Although a vertical-type parallel plate capacitor has also been known, the application thereof to a ferroelectric capacitor had not been carried out because its manufacturing method was difficult (see Japanese Unexamined Patent Publication No. Hei 6(1994)-77430 and No. 2002-299555).
The prior art will be explained below. A device isolation oxide film 2, a gate electrode 3 and a source-drain diffused layer 4 are formed in a silicon substrate 1. Thereafter, an interlayer insulating film 5 such as a silicon oxide film is deposited over the silicon substrate 1 and contact regions 6 are made open.

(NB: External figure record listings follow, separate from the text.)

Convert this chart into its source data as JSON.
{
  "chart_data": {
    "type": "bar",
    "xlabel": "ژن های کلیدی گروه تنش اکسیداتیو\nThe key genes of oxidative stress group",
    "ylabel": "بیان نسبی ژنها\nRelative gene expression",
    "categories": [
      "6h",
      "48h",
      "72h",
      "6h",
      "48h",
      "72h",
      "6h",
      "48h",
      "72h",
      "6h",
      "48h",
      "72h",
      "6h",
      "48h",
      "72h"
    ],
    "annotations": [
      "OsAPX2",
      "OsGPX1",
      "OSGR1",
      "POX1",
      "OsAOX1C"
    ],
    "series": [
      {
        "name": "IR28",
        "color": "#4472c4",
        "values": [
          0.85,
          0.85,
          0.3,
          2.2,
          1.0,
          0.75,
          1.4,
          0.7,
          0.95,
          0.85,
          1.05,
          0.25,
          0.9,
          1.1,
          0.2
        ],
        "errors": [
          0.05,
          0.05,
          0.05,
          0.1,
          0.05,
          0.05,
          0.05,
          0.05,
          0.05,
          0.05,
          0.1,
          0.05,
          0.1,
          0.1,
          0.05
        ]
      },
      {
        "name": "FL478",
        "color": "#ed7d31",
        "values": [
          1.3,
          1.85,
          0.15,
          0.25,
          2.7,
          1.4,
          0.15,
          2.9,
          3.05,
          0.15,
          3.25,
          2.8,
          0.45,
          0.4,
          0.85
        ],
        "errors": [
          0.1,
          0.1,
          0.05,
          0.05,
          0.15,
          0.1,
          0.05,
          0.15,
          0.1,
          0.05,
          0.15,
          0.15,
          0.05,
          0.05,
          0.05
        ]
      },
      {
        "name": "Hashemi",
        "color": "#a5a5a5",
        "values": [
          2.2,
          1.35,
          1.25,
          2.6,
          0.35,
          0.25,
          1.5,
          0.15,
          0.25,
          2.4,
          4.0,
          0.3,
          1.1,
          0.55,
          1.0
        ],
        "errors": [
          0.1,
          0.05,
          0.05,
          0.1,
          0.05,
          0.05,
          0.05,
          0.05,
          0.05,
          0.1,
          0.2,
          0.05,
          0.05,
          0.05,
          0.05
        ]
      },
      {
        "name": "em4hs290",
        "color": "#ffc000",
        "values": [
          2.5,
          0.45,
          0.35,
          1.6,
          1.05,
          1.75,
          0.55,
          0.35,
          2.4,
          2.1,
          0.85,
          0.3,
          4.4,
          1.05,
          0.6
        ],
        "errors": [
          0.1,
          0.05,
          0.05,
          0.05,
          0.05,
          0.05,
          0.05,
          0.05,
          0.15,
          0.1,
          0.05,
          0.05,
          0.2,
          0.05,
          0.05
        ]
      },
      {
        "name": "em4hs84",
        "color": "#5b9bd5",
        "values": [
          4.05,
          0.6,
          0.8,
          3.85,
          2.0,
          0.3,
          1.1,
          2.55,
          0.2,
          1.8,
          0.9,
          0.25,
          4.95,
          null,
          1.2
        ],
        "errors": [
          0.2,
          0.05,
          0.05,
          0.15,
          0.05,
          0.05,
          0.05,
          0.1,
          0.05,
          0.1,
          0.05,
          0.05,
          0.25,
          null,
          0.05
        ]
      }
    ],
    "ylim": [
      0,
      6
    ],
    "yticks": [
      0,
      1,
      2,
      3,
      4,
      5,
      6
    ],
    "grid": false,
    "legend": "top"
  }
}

Then, a tungsten (W) film is deposited by a CVD method or the like and planarized to thereby form contacts 6 with tungsten embedded therein. Further, a first platinum (Pt) film 7 having a thickness of 150 nm, which serves as a lower electrode, an SBT (SrBi2Ta2O9) film 8 having a thickness of 150 nm corresponding to a ferroelectric, and a second platinum film 9 having a thickness of 150 nm, which serves as an upper electrode, are sequentially formed (see FIG. 1).
A resist pattern 10 is formed by the normal photolithography technique, and the second platinum film 9 that serves as the upper electrode, the ferroelectric SBT film 8 and the first platinum film 7 that serves as the lower electrode are collectively etched (see FIG. 2). Although not shown in the drawing, a resist pattern 10 is removed in a manner similar to the prior art and an interlayer insulating film is formed over the entire surface. Thereafter, wirings for connecting a gate electrode 3, a source-drain diffused layer 4, a contact 6, etc. are formed to obtain a conventional ferroelectric capacitor.
In the prior art, a noble metal such as platinum, iridium (Ir) or the like is generally used for a lower electrode and an upper electrode. Since these metals are poor in chemical reactivity, their processing is generally based on an ion milling method corresponding to physical etching without depending on a chemical one.
Thus, a problem arose in that as shown in FIG. 3 corresponding to an enlarged view of a capacitor section, the side face of a ferroelectric capacitor was subjected to an etching gas and ions 11 upon batch etching of the ferroelectric capacitor, thereby sustaining plasma damage 12, so that a ferroelectric film 8 at a capacitor outer peripheral portion was deteriorated in quality and a sufficient function was not obtained as a memory. The batch etching could not be done in order to prevent the plasma damage 12 of the ferroelectric film 8 (see Japanese Unexamined Patent Publication Nos. 2000-228494 and 2000-228494).
A problem also arose in that when a contact section 14 was made open on an upper electrode 9 as shown in FIG. 4, a ferroelectric capacitor was subjected to an etching gas and ions, so that a charge-up electrical charge caused plasma damage to a ferroelectric film 8.